Imetelstat is a novel, first-in-class telomerase inhibitor exclusively owned by Geron and being developed in hematologic myeloid malignancies. Data from Phase 2 clinical trials provide strong evidence that imetelstat targets telomerase to inhibit the uncontrolled proliferation of malignant stem and progenitor cells in hematologic myeloid malignancies resulting in malignant cell apoptosis and potential disease-modifying activity. Imetelstat has been granted Fast Track designation by the United States Food and Drug Administration for both the treatment of patients with non-del(5q) lower risk MDS who are refractory or resistant to an erythropoiesis-stimulating agent and for patients with Intermediate-2 or High-risk MF whose disease has relapsed after or is refractory to janus kinase (JAK) inhibitor treatment.

About IMerge Phase 3

IMerge Phase 3 is a double-blind, randomized, placebo-controlled Phase 3 clinical trial with registrational intent.

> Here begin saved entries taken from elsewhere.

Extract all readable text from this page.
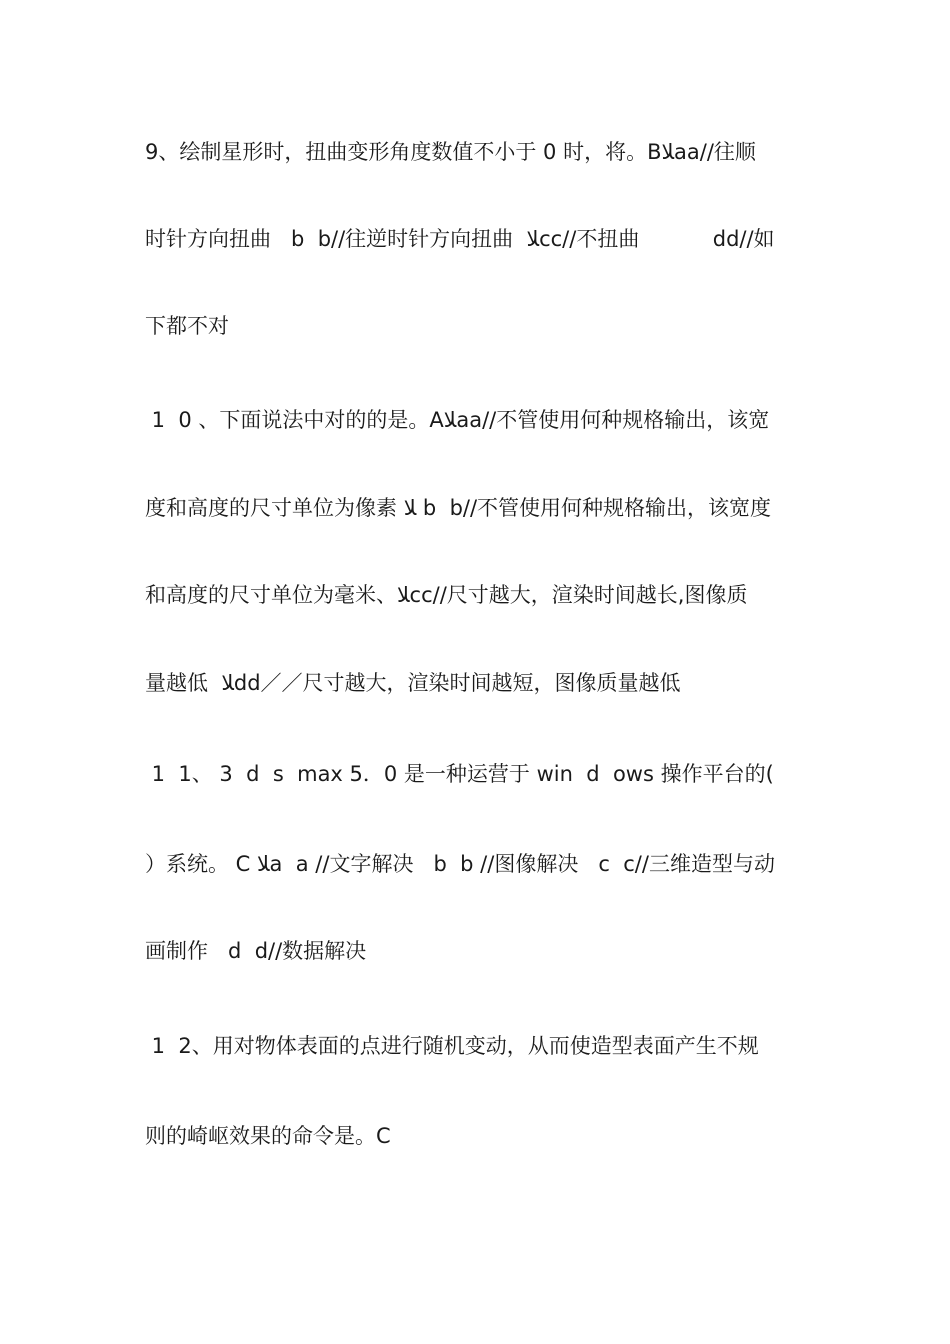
9、绘制星形时，扭曲变形角度数值不小于 0 时，将。B﻿ﻼaa//往顺
时针方向扭曲   b  b//往逆时针方向扭曲  ﻼcc//不扭曲           dd//如
下都不对
1  0 、下面说法中对的的是。Aﻼaa//不管使用何种规格输出，该宽
度和高度的尺寸单位为像素 ﻼ b  b//不管使用何种规格输出，该宽度
和高度的尺寸单位为毫米、ﻼcc//尺寸越大，渲染时间越长,图像质
量越低  ﻼdd／／尺寸越大，渲染时间越短，图像质量越低
1  1、 3  d  s  max 5．0 是一种运营于 win  d  ows 操作平台的(
）系统。 C ﻼa  a //文字解决   b  b //图像解决   c  c//三维造型与动
画制作   d  d//数据解决
1  2、用对物体表面的点进行随机变动，从而使造型表面产生不规
则的崎岖效果的命令是。C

The trial is designed to enroll approximately 170 transfusion dependent patients with Low or Intermediate-1 risk myelodysplastic syndromes (MDS), also referred to as lower risk MDS, who have relapsed after or are refractory to prior treatment with an erythropoiesis stimulating agent (ESA). The primary endpoint is the rate of red blood cell (RBC) transfusion independence (TI) for any consecutive period of eight weeks or longer, or 8-week RBC-TI rate. Key secondary endpoints include the rate of RBC-TI lasting at least 24 weeks, or 24-week RBC-TI rate, and the rate of hematologic improvement-erythroid (HI-E), defined as a reduction of at least four units of RBC transfusions over eight weeks compared with the prior RBC transfusion burden.

IMerge Phase 3 is currently enrolling patients. For further information about IMerge Phase 3, including enrollment criteria, locations and current status, visit ClinicalTrials.gov/NCT02598661.

About IMpactMF

IMpactMF is an open label, randomized, controlled Phase 3 clinical trial with registrational intent. The trial is designed to enroll approximately 320 patients with Intermediate-2 or High-risk myelofibrosis who are refractory to prior treatment with a JAK inhibitor, also referred to as refractory MF. Patients will be randomized to receive either imetelstat or best available therapy. The primary endpoint is overall survival (OS). Key secondary endpoints include symptom response, spleen response, progression free survival, complete response, partial response, clinical improvement, duration of response, safety, pharmacokinetics, and patient reported outcomes.

IMpactMF is currently enrolling patients. For further information about IMpactMF, including enrollment criteria, locations and current status, visit ClinicalTrials.gov/NCT04576156.